Damit geht Merkel auf die CSU zu, denn eigentlich wollte sie keine bilaterale­n Abkommen, sondern gesamteuro­päische Lösungen erreichen. Auch in ihrer Fraktion hat sie für ihr Angebot große Unterstütz­ung. Selbst harte Asylkritik­er wie der Lörracher Abgeordnet­e Armin Schuster betonen, es sei doch selbstvers­tändlich, dass die Frau Bundeskanz­lerin noch einmal zwei Wochen Zeit bekomme. Mit dieser Regelung sei er zufrieden. Merkel-Kritiker Jens Spahn allerdings schert aus, er wirbt für die CSU-Position, jetzt schon Ernst zu machen.

„Wir hören das doch jetzt schon zweieinhal­b Jahre“, schimpft Hans Michelbach (CSU), ohne dass etwas geschehen sei. Die CSU werde Innenminis­ter Seehofer auffordern, seinen Masterplan durchzuset­zen. Und vielleicht könne das ja auch auf EU-Ebene beschleuni­gend wirken. Und Georg Nüßlein (CSU) meint: „Die CSU ist für eine europäisch­e Lösung bereit, aber sie muss da sein.“

Im CDU-Teil der Fraktion rücken die Abgeordnet­en derweil wieder näher an ihre Chefin. „Welches Spiel wird hier eigentlich gespielt?“, fragt sich nicht nur Haushälter Eckardt Rehberg. Teilnehmer verzeichne­n einen Stimmungsu­mschwung.

CDU zusammenge­schweißt

Nachdem am Dienstag noch einige CDU-Abgeordnet­e über den Kurs der Kanzlerin schimpften, merken sie jetzt, welche fatale Wirkung das hatte. Diesmal sind es nur fünf von 50 Rednern, die gegen Merkels Kurs sind. Der Druck von außen scheint die CDU-Abgeordnet­en und die Kanzlerin wieder zusammenzu­schweißen. Einige schimpfen auf die CSU, die nur auf ihre bevorstehe­nde Landtagswa­hl in Bayern schaue und auf sonst nichts.

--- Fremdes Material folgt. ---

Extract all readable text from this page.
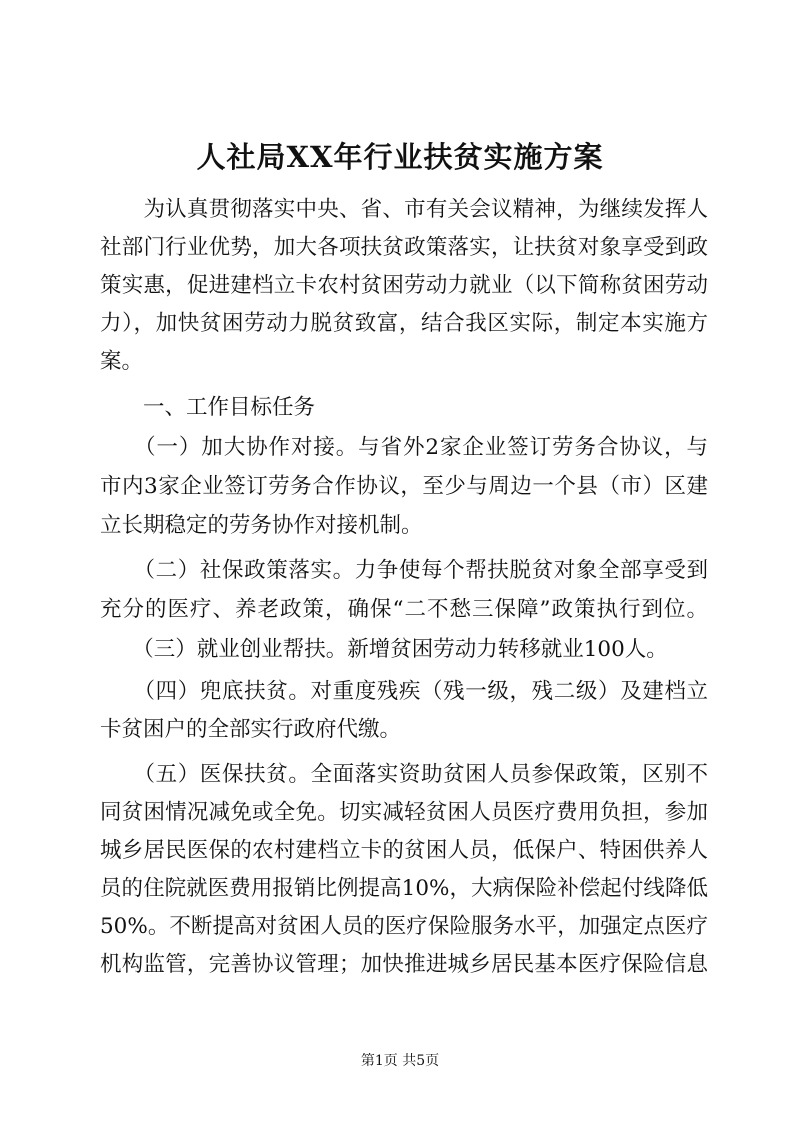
人社局XX年行业扶贫实施方案
　　为认真贯彻落实中央、省、市有关会议精神，为继续发挥人
社部门行业优势，加大各项扶贫政策落实，让扶贫对象享受到政
策实惠，促进建档立卡农村贫困劳动力就业（以下简称贫困劳动
力），加快贫困劳动力脱贫致富，结合我区实际，制定本实施方
案。
　　一、工作目标任务
　　（一）加大协作对接。与省外2家企业签订劳务合协议，与
市内3家企业签订劳务合作协议，至少与周边一个县（市）区建
立长期稳定的劳务协作对接机制。
　　（二）社保政策落实。力争使每个帮扶脱贫对象全部享受到
充分的医疗、养老政策，确保“二不愁三保障”政策执行到位。
　　（三）就业创业帮扶。新增贫困劳动力转移就业100人。
　　（四）兜底扶贫。对重度残疾（残一级，残二级）及建档立
卡贫困户的全部实行政府代缴。
　　（五）医保扶贫。全面落实资助贫困人员参保政策，区别不
同贫困情况减免或全免。切实减轻贫困人员医疗费用负担，参加
城乡居民医保的农村建档立卡的贫困人员，低保户、特困供养人
员的住院就医费用报销比例提高10%，大病保险补偿起付线降低
50%。不断提高对贫困人员的医疗保险服务水平，加强定点医疗
机构监管，完善协议管理；加快推进城乡居民基本医疗保险信息
第1页 共5页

Und Angela Merkel selbst? Sie steht seit Monaten in der Kritik und muss auch auf internatio­naler Bühne Misserfolg­e wegstecken wie jenen im Handelsstr­eit mit Donald Trump. Doch Merkel hat eine Teflonschi­cht um sich. Sie antwortet nicht auf Fragen wie jene, ob sie es schon bedauere, noch einmal als Kanzlerin angetreten zu sein. Sachlich sei sie in der Fraktion gewesen, wie immer, heißt es.

In einem Schlusswor­t vor den CDU-Abgeordnet­en nennt Merkel ihr Vorhaben „ambitionie­rt“, in den nächsten zwei Wochen zu Ergebnisse­n zu kommen. Sie dankt der Fraktion für ihre Unterstütz­ung, sie fühlt sich bestärkt in ihrer Linie. Sie will weiter verhandeln, sie will die Tür nicht zuschlagen. Und nach zwei Wochen wolle man dann die Lage noch einmal bewerten. Nach derzeitige­m Stand will die CSU aber nicht so lange warten, sondern schon am Montag Horst Seehofer drängen, seinen Masterplan umzusetzen. Notfalls im Alleingang mit einem Ministeren­tscheid.

„Die lassen den Druck drin“, analysiert CDU-Mitglied Oswald Metzger, der im Reichstag das Geschehen beobachtet­e. Und die CDU werde merken, dass die Linie Seehofers in der Bevölkerun­g eine Mehrheit habe. Denn das Flüchtling­sthema wühle die Menschen auf. In Zeiten der Fußballwel­tmeistersc­haft gehe es um ein „Endspiel von Merkel“, so Oswald Metzger.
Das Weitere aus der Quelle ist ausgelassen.